With neat rows of apartment buildings, wide and clean roads, classified trash cans and sanitary toilets, Daicun village in Shandong province might not fit the stereotype of a rural area.

But it has provided an example of how rural areas can be revitalized economically and socially. Some 200,000 farmers and government officials from across the country have come to conduct field research and exchange their experiences over the past few years.

The number of visitors to this small town, which has a population of 3,600, has seen a significant increase since last year, when President Xi Jinping recognized the achievements of the village and its Party secretary, Wang Chuanhai.

Joining a group discussion in March last year with deputies from Shandong during the annual session of the National People’s Congress, Xi said Daicun village proves the Chinese proverb that the locomotive decides how fast a train runs.

Xi called for more rural Party secretaries like Wang to provide a sound base of governance for rural vitalization.

A poverty-stricken village that was deeply in debt in the late 1990s, Daicun had risen by 2018 to have an average net income for residents of 68,000 yuan ($10,200), more than four times the national average for farmers.

Last year, the village built several new facilities in response to Xi’s call for revitalizing rural areas. Those include a new agricultural exhibition hall and a tourism base showcasing collectibles and the history of “educated youth”-urban youth who went to rural areas during the 1960s and 70s in response to a call from Chairman Mao Zedong for “making achievements in the countryside”.

Businesses run by the village generated output value of 2.8 billion yuan last year, and agricultural and service industries are now major growth engines of its economy.

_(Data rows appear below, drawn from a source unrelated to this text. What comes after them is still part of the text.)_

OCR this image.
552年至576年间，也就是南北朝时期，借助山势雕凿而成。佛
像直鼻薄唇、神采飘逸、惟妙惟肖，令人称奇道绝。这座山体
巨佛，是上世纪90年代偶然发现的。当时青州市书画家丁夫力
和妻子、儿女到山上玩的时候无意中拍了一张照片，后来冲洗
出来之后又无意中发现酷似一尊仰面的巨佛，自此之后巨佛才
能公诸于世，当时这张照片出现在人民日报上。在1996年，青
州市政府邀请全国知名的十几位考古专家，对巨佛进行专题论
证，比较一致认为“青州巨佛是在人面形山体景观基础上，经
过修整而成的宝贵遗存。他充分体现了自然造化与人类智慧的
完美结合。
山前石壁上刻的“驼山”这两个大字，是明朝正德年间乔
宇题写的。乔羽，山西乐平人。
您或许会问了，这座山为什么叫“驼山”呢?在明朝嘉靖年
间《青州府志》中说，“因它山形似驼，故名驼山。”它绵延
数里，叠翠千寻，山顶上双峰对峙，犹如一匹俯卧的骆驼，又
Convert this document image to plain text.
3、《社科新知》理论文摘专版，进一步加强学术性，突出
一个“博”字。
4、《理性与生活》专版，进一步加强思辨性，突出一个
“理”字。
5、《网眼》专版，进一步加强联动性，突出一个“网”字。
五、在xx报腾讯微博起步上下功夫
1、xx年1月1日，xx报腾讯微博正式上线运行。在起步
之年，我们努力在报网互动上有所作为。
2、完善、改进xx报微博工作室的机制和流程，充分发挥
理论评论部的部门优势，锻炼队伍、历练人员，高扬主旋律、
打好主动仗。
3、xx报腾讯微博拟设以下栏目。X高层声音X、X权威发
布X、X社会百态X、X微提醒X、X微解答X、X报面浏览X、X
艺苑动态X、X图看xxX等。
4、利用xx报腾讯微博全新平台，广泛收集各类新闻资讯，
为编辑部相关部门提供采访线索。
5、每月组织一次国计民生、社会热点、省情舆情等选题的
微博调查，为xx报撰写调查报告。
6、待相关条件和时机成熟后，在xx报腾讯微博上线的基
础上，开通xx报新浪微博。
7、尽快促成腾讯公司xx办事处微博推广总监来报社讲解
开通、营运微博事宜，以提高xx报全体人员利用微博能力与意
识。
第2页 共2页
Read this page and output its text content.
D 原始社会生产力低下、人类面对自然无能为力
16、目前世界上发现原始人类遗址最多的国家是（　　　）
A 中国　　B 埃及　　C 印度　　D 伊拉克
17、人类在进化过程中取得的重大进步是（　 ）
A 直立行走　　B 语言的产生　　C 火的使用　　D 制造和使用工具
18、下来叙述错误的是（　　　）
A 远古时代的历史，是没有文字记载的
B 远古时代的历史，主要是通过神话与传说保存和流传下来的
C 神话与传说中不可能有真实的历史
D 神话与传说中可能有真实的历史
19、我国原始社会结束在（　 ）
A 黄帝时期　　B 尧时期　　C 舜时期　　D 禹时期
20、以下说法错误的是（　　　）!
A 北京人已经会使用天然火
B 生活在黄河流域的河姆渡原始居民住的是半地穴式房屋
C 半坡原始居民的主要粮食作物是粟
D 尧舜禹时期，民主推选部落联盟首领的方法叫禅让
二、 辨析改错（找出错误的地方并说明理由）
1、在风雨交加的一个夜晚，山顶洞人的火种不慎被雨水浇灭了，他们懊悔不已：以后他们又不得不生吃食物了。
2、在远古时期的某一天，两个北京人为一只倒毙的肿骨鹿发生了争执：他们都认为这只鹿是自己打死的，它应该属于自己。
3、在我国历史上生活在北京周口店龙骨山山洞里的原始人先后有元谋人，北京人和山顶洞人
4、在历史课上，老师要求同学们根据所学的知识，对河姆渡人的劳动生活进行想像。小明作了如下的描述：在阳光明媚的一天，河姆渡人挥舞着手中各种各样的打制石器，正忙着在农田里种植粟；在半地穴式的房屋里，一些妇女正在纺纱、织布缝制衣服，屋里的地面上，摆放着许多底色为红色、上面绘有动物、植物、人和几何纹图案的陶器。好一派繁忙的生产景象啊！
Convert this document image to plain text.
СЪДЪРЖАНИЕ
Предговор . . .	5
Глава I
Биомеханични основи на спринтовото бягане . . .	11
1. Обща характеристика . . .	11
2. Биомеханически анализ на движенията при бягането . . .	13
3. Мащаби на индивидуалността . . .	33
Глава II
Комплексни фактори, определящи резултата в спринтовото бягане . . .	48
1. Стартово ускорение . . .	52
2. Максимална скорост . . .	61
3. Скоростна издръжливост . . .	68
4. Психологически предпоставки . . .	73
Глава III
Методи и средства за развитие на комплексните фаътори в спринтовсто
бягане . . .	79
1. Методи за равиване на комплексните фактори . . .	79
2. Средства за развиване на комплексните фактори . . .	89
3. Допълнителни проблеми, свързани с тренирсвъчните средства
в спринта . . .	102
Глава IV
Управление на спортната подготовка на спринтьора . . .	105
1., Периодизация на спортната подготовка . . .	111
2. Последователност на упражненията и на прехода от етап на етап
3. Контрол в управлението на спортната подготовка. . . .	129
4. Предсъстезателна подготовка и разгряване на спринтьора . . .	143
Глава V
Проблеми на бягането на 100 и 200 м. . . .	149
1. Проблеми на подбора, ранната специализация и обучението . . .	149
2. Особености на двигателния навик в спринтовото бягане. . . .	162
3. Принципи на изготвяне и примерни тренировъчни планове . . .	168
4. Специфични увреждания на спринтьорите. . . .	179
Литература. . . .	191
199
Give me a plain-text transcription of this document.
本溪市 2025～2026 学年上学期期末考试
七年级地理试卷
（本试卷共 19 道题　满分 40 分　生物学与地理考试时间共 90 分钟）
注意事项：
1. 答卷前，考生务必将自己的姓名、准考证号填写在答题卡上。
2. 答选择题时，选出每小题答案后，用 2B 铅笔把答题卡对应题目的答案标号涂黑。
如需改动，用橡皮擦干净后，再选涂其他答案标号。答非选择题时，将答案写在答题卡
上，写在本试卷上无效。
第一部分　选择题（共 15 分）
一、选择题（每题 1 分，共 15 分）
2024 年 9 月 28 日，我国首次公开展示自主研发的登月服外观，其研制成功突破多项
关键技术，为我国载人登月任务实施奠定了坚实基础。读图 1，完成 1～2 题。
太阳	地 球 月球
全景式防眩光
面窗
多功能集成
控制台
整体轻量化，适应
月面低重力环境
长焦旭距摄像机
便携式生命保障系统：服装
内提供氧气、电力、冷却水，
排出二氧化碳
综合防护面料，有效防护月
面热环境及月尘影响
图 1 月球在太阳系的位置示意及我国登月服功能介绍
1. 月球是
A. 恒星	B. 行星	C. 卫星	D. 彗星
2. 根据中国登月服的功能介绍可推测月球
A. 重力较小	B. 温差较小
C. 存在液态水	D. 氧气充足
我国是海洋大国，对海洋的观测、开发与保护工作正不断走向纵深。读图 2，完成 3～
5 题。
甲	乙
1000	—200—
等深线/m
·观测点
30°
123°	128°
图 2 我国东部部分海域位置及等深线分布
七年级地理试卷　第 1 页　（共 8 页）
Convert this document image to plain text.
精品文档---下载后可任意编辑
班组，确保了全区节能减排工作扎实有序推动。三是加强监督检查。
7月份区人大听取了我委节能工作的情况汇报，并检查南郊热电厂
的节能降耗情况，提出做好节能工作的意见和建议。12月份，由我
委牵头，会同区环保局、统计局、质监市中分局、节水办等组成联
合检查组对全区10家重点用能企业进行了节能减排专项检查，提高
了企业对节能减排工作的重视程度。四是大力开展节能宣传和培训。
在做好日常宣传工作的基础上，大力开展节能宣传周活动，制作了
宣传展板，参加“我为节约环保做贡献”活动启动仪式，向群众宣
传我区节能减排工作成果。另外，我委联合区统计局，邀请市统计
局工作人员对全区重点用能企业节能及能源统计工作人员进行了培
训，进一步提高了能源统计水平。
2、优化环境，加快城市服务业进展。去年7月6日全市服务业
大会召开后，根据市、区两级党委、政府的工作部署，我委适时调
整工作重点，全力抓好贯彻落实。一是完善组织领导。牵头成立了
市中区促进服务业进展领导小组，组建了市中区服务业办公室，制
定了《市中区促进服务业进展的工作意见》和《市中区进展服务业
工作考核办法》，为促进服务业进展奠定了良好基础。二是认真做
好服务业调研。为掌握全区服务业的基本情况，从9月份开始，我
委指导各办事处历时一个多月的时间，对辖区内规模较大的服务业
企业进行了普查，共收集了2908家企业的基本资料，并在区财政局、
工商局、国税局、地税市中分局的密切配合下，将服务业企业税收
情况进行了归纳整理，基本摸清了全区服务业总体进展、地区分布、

A 1,300-hectare national-level agricultural exhibition area, for example, attracted more than 20,000 visitors during Spring Festival, contributing a significant share of revenue to the village, according to Liu Yanbin, deputy general manager of the area.

A larger training center to teach farmers how to develop rural areas is now under construction in the village. With four buildings, the center is scheduled to be in service in October.

The rural vitalization strategy was proposed by Xi at the 19th National Congress of the Communist Party of China in 2017, with the overall goal of building rural areas with thriving businesses, pleasant living environments, social etiquette, effective governance and prosperity.

Shandong released a five-year plan on its rural vitalization in May, the first of its kind, mapping out a number of major projects, programs and actions for the five-year period 2018-22.

Some of the projects aim to integrate talent recruitment, land use, finance and industrial structure by 2022 in rural areas. Thirty percent of villages in the province are expected to see their agricultural industry upgraded and modernized, creating 120 billion yuan worth of added value.